Empire of the Siberian Flaming Eskimos wrote:I just calculated it assuming the human max was 80. As for the mental development, I had no idea that was even a thing.
It was for Tolkien, whether or not it is for this RP may be another question.
Saleon wrote:*pulls out history facts*Woodstovia wrote:I don't think there were too many 80 year olds knocking about in the middle ages
Actually, that is false. The average life span being ~20 was not indicative of the life span of most people. The thing that screwed up the age was the high number of infant mortality, bubonic plague, and other factors. It was commonplace for people to live a long and fruitful life if they came to be 20, even. Old age was not a myth, though the high mortality rates did cause 16 to be the age people would marry of their kids, quite pessimistically I might add.
Nonesense. We can't just take away all the factors of medieval life that meant people didn't generally live to be eighty and then conclude they lived as long as in the modern period. That makes no sense. All those factors apply and life expectancy in the medieval period, even when we consider child mortality, death in childbirth, war and ill health (which we can't) was only around fifty.
*pulls out more history facts for no reason other to argue for the sake of arguing*Saleon wrote:Much lower, even if infant mortality was ignored stuff like fucked up diets and bad medicine would heavily stunt your life span. In the early 1900s like 90% of applicants to the British army were rejected because their health was so bad. Imagine what people were like in the 1200s
"But if a male living in 1500 managed to see his 21st birthday, he was expected to live around 50 more years from that point." They at least lived to be 71 or so. You will always have people living a little bit longer of a little bit less.
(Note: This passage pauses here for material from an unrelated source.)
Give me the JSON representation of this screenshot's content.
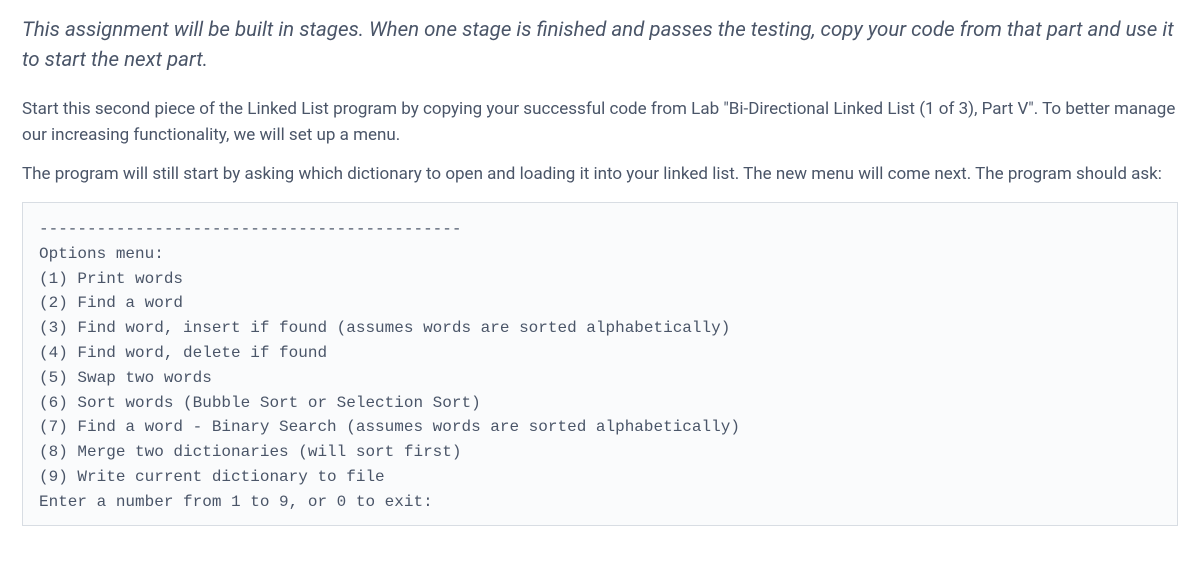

Also, referring to the diet point: "And it turns out they weren't exactly living lives of "bare bones subsistence," either. By the late Middle Ages, your average English worker was making around $1,000 a year -- significantly better than people in some of today's poorer nations. [...] it did allow them to afford varied diets, the occasional luxury item, and plenty of ale [...]"
(Source: http://www.cracked.com/article_20186_6- ... es_p2.html).[/quote]
Cracked is hardly a legitimate source for anything beyond amusement. This is a better source that proves that the life expectancy in the British royal family in (parts) of the Medieval period is about fifty when discounting war, infant mortality and childbirth. I did a similar count of the early Holy Roman Emperors. Charlemagne is, at 71, the only one who makes it into the seventies. Louis I and Lothar I both makes sixty (61-62 and 59-60 respectively) but are the only emperors before Otto I who can claim that, the rest dying usually in the early fifties if they are luck with more people dying younger then that.